The spotlight is now shifting off of the virus an on to organizational leaders. They are being pressed to make significant decisions with minimal or conflicting information. Some of these decisions have life and death consequences: consequences that are not normally the purview of the typical nonprofit leader. So it is understandable that they will be scrambling for confirmation and guidance in their decision making. In this context, Christians will be looking for modern day “men of Issachar,” mighty men who know how to best read the “signs of the times and know what Israel should do.” This is a biblical reference to I Chronicles 12:32. David was banished from the presence of Saul and has become an outlaw on the run. Gradually, other fighting men came to his aid as a showdown between Saul and David loomed on the political horizon. It was the dynamics of a slow moving coup. From among all the tribes, men began to quietly join his raiding bands in hiding. Among those who joined him in his time of political and military crisis were the men of Issachar. Issachar was was one of the twelve tribes of Israel and one of the ten lost tribes. The lost tribes were those who were later deported from Israel after the Babylonian conquest and had experience with exile. More than prophetic futurists, the men of Issachar were those with “experience, having knowledge of the world.” It was less that they could foretell the future as provide discernment in the present. In times of crisis and significant change, leaders need those around them with a breadth of perspective and wise discernment. Leaders are being forced to make decisions that bear on their institution’s survival and their employees' health without having all the data they need to make a confident decision. Such is always the case with military leaders operating in the fog of war. These are the times when the caliber and courage of leadership is most tested. Leaders should approach these times with humility. Exuding over confidence in one’s decisions only shows that the leader is unaware of the decision making context in which he or she is living. This does not mean that one should not make a decision, only that it must be framed with discernment, nimbleness, and transparency.

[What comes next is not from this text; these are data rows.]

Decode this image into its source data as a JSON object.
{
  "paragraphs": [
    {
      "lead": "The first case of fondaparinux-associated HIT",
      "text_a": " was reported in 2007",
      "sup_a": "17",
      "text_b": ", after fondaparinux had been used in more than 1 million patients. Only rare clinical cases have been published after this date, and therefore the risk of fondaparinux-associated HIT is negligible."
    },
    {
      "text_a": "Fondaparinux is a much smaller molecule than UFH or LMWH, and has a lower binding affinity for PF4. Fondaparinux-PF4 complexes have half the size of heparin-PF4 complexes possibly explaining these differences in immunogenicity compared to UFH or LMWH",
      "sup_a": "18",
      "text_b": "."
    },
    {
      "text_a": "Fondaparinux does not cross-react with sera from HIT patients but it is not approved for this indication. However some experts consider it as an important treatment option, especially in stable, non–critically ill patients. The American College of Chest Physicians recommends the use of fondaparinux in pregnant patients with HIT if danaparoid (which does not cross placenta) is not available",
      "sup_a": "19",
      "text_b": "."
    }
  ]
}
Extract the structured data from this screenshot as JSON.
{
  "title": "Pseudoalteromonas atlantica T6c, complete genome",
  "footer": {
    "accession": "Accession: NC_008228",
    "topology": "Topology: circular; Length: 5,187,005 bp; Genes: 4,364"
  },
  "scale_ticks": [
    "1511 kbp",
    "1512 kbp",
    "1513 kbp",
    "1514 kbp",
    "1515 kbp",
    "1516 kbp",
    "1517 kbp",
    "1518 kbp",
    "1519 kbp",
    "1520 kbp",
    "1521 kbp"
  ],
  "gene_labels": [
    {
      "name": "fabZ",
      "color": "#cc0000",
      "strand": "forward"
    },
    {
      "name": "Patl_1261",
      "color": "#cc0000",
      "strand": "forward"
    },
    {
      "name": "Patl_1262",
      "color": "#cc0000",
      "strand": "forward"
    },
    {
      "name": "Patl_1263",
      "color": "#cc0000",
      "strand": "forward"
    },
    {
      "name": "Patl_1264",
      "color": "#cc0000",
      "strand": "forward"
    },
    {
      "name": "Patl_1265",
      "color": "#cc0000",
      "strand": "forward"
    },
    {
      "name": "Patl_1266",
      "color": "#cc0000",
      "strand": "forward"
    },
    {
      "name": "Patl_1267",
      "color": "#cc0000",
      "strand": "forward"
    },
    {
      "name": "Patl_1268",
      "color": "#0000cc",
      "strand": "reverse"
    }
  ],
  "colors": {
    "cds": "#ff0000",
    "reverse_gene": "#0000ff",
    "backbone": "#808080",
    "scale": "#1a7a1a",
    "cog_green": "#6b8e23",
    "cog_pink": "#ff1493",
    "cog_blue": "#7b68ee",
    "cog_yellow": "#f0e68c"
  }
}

Leaders should be willing to live with tension. This means that coming to a quick closure on a decision is often the wrong course of action. Collaborative decisions in the fog of change and uncertainty mean that one’s decisions will often need to be made in the context of competing priorities. Such is the case now as American political leaders weigh the benefits and risks of pandemic health with the need for reopening the economy. Decisions will need to be made in the midst of fog. Thinking it is a black and white decision when in fact it is a time of grey shows a lack of discernment and an unwillingness to live with the reality of tension. So one must be wary of those who make sweeping pronouncements that they are clear about what the future holds: “We’re not going back to normal.” In times of great change, this is the one thing that we can know for certain, “We don’t know what the new normal will be.” And so at all levels going forward tensions will have to be willingly embrace. Online learning is not going to be an educational panacea. The future may also include the same challenges and idolatries of the past. The power of the state may expand while local nonpolitical public solutions will need to be explored. Post-pandemic social PTSD will need to be acknowledged while innovation and reframing one’s assumptions will need to be examined. Change may be simultaneously resisted and more change may be needed. No decision should be made without a full recognition of the need to live in the midst of these tensions. What is ruled out in times like this is black and white binary thinking. So the call for men of Issachar is more than anything a call for realistic discernment and wise humility. Bombast, certainty, and inflexibility are ruled out. It very well may be that the central role of the men of Issachar that surround you now is to remind you of this fact.